有人说,异性之间是没有纯友谊的。在红颜、蓝颜之间,必然有一方存着幻想,但是基于阴差阳错的原因,无法将心底的话说出来。于是,爱意就披上了友情的外衣,就像《我可能不会爱你》中的李大仁那样,将爱意深戴在心底,以好朋友的身份爱着对方。

美国威斯康星大学的研究表明,男女之间不存在纯友谊。研究人员曾经调查了88对异性朋友,结果表明,对于男性而言,不管女性是否单身,她们都十分具有吸引力;男性也常一厢情愿地猜想,女性朋友对自己是充满兴趣的,即使她们本身可能没发现。相较之下,女生大多认为和异性之间的友谊是可以着重于心灵的沟通,只有当她们自己的感情生活触礁时,才渴望能从异性朋友身上获得情感慰藉。
当然,也有另外一种情况:两位彼此相爱的男女,在相处一段时间后,发现彼此性格不合,无法继续发展下去,在没有谎言和背叛的情况下,两人和平分手之后,有可能建立一种不涉及爱欲的纯友谊关系。话说回来,彼此深爱过后的友谊早已超出了纯友谊本身的定义,进入友情关系中另一个新的层面了。

熙熙攘攘的街头,人头涌动,但能够成为知己的,只有一人。TA喜欢你,但不是因为钱和容貌,而是感悟到了你的心声。
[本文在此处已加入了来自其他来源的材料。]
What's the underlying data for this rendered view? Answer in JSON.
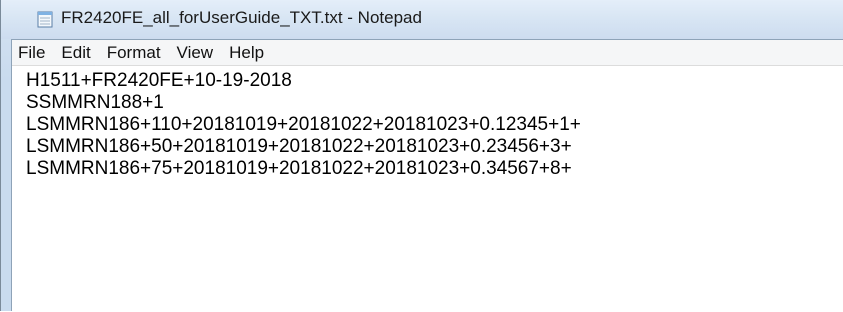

你和你无话不说,但不会传播你的不是,不会嘲笑你的无知。人总是有疲惫的时候,也有孤独无助的时候,如果有人,这样的时候,给你一个有力的眼神,一次温暖的牵手,那是此生不悔的感动。知己,不需要承诺,但一辈子都在心上。惦记一个人,不是说说而已,是用生命去践行什么是感情,什么是灵魂知己,什么是爱到无言。